Until the 1990s, most research on alcohol Focus on menNow, as women tend to be equal in their drinking habits, scientists are learning more about the unequal damage that alcohol causes to their bodies.

Women generally have Low body water, It dissolves alcohol more than men of the same weight. This means that the same amount of beverages will result in a higher concentration of alcohol in the blood, and their body tissues will be exposed to more alcohol each time they drink.

result? Sugarman of McLean Hospital said: “As the number of years of drinking has decreased, women’s illnesses are getting worse at a faster rate.”

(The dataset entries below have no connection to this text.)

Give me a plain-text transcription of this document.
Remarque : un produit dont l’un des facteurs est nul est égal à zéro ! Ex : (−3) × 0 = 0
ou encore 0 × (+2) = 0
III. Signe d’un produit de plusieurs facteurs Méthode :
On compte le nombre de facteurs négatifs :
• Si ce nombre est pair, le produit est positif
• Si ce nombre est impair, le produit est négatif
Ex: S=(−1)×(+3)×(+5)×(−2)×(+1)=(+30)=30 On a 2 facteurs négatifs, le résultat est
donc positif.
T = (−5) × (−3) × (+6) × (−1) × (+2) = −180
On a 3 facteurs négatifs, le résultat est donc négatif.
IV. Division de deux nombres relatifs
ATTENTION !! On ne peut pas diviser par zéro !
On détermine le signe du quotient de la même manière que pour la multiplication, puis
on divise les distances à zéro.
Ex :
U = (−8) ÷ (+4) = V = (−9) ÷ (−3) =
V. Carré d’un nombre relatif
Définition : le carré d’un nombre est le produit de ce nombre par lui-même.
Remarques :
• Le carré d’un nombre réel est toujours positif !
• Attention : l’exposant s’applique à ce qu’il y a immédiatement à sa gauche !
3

They are at greater risk of hangovers, power outages, liver disease, cardiovascular disease caused by alcohol, and certain cancers.A study found that from 2006 to 2014, the number of emergency room visits related to alcohol 70% increase in women, And 58% of men.Another paper reports the increase in the incidence of alcohol-related cirrhosis Female 50%, While the male rate is 30%, from 2009 to 2015.

However, when it comes to the prevention and treatment of alcohol-related health problems, “this message is not really communicated there,” Sugarman said.

As part of a study, Sugarman and her colleagues provided women with information about the effects of alcohol on women different from men. Sugarman said that some participants had detoxified 20 times but had never heard of the information.

Research by Sugarman’s colleagues found that women with alcohol use disorder Have better results When they are in a female-only treatment group, this includes attention to mental health and trauma, as well as education about gender-specific factors of addiction.

For Cooper, participating in a 90-day hospitalization program in 2018 completely changed her perception of who is affected by addiction. She found that she was surrounded by women in their 20s who also struggled with alcohol and other drugs. “This is the first time I feel lonely in a long time,” she said.

In 2019, she returned to UNC-Chapel Hill and completed a degree in women and gender studies, and even completed a capstone project on the links between sexual violence, trauma, and addiction.

She said that although the 12-step plan has helped Cooper stay awake for 3.5 years, one drawback of these efforts is that they are usually dominated by men. Literature written by men. Recommendations for men. About the example of men.

Cooper plans to return to school this fall to study for a master’s degree in social work, with the goal of working to change this situation.